The effects include an increased risk of physical and mental health issues in adulthood along with trouble forming healthy, stable relationships, she said. “We also know that a disproportionate number of teens and adults involved with the justice system have childhood histories of trauma that were probably never treated,” Campbell said.
She said that, just like adults, children can develop a sense of shame or guilt around their trauma, especially if it involves some kind of abuse or assault. “They may believe there is something wrong with me or I’m damaged and carry that with them.”
Symptoms of PTSD could develop, causing a snowball effect that could disrupt their education and interactions with other children. In Pennsylvania, there has been an increase in attention to trauma in children in schools and the juvenile justice system as people are starting to realize the long-term effects.
Safety is key
If an adult suspects a child is suffering from PTSD, it is important to provide a sense of safety rather than react with anger, frustration or punishment toward the child or the cause of the trauma.

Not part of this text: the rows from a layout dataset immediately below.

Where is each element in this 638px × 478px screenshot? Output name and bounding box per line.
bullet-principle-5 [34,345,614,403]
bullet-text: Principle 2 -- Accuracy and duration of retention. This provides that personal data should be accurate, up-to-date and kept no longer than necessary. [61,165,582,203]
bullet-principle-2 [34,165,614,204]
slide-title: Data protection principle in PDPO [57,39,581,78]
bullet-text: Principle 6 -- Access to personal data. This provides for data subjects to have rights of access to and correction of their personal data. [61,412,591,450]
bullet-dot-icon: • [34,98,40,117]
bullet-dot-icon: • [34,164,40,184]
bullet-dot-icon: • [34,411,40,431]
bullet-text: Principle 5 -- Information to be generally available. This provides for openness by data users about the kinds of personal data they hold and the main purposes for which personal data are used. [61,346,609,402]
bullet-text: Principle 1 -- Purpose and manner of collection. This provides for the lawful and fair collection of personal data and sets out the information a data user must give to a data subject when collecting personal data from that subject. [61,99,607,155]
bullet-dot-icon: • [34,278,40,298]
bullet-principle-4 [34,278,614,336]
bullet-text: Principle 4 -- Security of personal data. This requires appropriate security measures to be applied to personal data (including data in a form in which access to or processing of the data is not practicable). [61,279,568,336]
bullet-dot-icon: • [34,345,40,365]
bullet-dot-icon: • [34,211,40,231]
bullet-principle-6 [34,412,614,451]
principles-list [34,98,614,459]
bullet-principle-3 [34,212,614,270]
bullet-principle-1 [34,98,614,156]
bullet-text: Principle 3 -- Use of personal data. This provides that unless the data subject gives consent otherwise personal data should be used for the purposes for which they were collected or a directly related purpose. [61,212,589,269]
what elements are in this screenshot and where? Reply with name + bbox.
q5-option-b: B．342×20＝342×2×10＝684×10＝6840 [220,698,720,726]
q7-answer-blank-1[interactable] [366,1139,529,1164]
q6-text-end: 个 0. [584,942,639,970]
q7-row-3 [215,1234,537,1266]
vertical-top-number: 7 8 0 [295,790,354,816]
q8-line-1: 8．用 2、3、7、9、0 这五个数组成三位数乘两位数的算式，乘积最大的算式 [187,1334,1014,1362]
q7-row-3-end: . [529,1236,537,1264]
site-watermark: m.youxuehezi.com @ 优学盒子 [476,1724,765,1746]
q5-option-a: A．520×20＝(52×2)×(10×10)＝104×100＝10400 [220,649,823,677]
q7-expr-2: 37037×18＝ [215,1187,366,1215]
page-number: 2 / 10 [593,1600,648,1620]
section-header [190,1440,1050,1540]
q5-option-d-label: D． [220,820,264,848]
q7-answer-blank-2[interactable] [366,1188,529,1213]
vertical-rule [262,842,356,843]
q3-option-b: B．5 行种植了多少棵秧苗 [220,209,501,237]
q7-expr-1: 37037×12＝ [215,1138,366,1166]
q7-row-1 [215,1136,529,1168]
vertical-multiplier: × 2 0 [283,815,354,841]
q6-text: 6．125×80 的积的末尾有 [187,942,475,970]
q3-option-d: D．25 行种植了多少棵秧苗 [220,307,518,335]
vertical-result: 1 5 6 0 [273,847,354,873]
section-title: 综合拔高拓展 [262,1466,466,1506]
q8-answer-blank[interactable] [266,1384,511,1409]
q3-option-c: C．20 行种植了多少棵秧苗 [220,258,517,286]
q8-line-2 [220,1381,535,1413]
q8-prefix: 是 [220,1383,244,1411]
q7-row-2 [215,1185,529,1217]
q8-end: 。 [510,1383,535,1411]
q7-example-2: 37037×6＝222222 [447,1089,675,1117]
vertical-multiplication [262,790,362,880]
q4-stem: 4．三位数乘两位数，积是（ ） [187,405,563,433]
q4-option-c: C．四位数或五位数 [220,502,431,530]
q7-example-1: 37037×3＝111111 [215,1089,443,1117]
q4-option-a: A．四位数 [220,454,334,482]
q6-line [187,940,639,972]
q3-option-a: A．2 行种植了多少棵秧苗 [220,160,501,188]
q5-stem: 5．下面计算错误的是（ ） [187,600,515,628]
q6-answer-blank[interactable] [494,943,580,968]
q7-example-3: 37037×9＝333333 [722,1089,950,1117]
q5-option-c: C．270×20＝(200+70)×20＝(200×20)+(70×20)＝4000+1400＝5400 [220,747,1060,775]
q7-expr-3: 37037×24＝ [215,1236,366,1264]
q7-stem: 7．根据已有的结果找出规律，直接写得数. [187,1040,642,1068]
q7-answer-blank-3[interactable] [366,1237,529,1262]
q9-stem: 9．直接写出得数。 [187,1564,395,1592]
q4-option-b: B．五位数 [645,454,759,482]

Instinct suggests that asking a child to talk about what happened would be too difficult for them or would make the situation worse, Campbell said. But healing can occur if the child is placed in a safe and supportive environment that encourages them to share.
“This takes time and more than words,” Campbell said. “It’s also important to realize that, regardless of what the child has been through, he or she still needs structures, limits and consequences. In fact, these help a child to feel safe.”
If a child is struggling with a traumatic event, the best thing to do is to find a therapist who specializes in working with children and trauma. The most widely researched therapy is Trauma-Focused Cognitive Behavioral Therapy, which involves helping the child develop specific coping skills, talk about the traumatic event and learn safety skills. This can be tricky.
“A 5-year-old isn’t likely to sit on the couch and talk,” Campbell said. “Therapists have to be very creative in finding ways to make therapy engaging for the child. But just like therapy with adults, creating a safe space and a trusting therapy relationship is critical. One thing I love about working with kids is knowing that by intervening early, while they are still young, we can make a huge difference in their futures.”
Understanding what the symptoms look like in a child
When encountering a child that may be acting out or shutting down, all caregivers should stop and consider whether the child has been trauma-impacted. It should be the first question we ask when we suspect that something may not be quite right. Understanding this reality could make a such impact in their capacity and future growth.